8 Data Management
8.1 Data discipline begins before analysis
Many research failures are not computational failures. They are data handling failures: unclear sources, missing metadata, overwritten files, silent transformations, or confusion between raw and processed material.
8.2 Keep raw data immutable
As a default rule:
- never edit raw data in place
- store a clear original copy
- document source, date, and acquisition method
- transform data into new files or tables
This one rule prevents a remarkable number of downstream problems.
8.3 Make file names work for you
A file name is a tiny interface. Good file names make sorting, searching, and collaboration easier.

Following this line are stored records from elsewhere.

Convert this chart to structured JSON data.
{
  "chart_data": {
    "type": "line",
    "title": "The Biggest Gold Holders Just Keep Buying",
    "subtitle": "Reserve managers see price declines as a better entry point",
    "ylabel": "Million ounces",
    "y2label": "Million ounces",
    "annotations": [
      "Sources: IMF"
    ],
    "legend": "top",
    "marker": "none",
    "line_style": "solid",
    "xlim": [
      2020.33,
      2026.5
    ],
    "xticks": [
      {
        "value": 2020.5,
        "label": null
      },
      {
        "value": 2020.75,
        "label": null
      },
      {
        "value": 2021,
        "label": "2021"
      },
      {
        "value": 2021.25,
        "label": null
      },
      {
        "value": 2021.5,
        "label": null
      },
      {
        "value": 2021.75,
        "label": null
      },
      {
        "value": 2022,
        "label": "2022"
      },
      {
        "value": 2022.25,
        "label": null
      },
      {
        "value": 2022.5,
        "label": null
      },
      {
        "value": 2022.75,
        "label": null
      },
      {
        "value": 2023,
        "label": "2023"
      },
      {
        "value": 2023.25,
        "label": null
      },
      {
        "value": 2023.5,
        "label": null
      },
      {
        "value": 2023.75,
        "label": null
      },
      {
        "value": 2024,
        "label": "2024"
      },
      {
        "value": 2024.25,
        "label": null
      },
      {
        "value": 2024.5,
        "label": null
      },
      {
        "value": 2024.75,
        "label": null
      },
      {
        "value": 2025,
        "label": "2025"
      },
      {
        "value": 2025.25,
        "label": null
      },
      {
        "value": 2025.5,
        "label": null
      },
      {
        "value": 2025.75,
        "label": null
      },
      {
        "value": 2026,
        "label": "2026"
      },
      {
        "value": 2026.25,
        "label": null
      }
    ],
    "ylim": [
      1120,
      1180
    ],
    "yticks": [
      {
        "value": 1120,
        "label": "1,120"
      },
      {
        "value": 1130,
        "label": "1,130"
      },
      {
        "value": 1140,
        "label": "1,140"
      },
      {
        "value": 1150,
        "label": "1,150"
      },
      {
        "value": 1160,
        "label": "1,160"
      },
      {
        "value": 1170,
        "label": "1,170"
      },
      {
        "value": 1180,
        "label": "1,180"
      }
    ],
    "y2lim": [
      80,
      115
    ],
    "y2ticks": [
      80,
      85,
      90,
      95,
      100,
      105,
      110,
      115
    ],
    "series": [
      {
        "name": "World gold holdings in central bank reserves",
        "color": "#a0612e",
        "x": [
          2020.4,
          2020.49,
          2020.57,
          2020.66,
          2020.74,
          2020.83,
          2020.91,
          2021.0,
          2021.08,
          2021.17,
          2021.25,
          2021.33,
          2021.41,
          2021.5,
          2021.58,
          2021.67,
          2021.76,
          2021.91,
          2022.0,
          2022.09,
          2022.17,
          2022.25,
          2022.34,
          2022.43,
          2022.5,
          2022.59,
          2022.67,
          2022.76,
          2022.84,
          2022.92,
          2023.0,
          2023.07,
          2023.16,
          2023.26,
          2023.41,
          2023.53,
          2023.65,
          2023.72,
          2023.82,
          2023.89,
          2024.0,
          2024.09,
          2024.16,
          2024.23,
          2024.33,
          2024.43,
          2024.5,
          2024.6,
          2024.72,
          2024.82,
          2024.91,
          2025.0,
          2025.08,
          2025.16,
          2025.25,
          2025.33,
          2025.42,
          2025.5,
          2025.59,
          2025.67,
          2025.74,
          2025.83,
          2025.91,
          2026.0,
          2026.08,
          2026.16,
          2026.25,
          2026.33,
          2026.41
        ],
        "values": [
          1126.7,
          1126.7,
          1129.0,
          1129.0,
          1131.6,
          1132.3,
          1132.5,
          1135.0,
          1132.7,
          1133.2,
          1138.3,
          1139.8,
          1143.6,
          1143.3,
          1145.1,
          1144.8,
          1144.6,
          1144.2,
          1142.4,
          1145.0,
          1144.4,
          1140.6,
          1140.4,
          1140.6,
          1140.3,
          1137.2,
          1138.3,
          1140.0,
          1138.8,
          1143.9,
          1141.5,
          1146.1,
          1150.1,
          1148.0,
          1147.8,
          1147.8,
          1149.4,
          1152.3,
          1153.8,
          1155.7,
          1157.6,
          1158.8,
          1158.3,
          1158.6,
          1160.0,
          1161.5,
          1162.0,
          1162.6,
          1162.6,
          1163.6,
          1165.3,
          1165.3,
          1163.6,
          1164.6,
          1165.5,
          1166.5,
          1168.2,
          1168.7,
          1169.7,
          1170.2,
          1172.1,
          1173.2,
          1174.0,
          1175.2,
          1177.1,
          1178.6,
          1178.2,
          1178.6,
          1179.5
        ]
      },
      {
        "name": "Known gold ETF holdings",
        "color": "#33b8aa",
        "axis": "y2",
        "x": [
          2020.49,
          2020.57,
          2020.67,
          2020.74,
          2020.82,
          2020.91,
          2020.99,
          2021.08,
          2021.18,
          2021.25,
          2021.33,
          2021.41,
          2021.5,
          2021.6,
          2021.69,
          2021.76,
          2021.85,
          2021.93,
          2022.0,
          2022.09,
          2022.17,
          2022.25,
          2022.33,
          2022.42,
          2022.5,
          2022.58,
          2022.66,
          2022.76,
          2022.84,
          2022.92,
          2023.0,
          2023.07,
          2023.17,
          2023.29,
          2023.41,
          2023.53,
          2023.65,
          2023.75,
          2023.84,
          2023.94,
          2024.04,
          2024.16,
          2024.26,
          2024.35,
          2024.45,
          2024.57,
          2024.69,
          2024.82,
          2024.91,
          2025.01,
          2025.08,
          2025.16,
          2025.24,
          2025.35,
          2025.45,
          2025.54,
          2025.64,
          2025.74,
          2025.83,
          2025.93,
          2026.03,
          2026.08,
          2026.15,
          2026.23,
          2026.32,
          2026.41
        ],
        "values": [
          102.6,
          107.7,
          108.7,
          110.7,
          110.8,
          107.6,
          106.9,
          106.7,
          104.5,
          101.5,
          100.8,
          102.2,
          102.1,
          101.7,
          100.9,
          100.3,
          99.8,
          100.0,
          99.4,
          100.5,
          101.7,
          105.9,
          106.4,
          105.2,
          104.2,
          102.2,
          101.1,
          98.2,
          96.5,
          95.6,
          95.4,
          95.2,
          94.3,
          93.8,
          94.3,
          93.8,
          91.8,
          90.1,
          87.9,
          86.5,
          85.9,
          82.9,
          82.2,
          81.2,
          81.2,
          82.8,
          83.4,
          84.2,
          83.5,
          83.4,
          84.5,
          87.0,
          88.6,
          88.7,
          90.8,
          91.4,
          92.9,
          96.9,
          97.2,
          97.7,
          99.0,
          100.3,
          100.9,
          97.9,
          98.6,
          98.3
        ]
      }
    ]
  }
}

Common qualities of robust file names:
- consistent date format such as
YYYY-MM-DD - descriptive but compact wording
- no ambiguous version labels like
final-final - machine-friendly separators
8.4 Metadata is part of the dataset
At minimum, preserve:
- source and licensing
- collection method
- unit definitions
- codebooks or schema notes
- processing assumptions
- quality concerns
If a dataset matters, its context matters too.
8.5 Storage tiers
As data volumes grow, think in tiers:
- active local storage for current work
- synced storage for portability and collaboration
- archival storage for retention and recovery
Not every dataset belongs in every tier. Large raw inputs, confidential records, and regenerated intermediates may need different treatment.
8.6 Versioning rules
Git works very well for text and small structured files. It is not a universal data versioning system. For larger datasets, you may need:
- release snapshots
- checksums
- cloud object storage versioning
- data package manifests
- external registries
Choose the lightest approach that still preserves trust.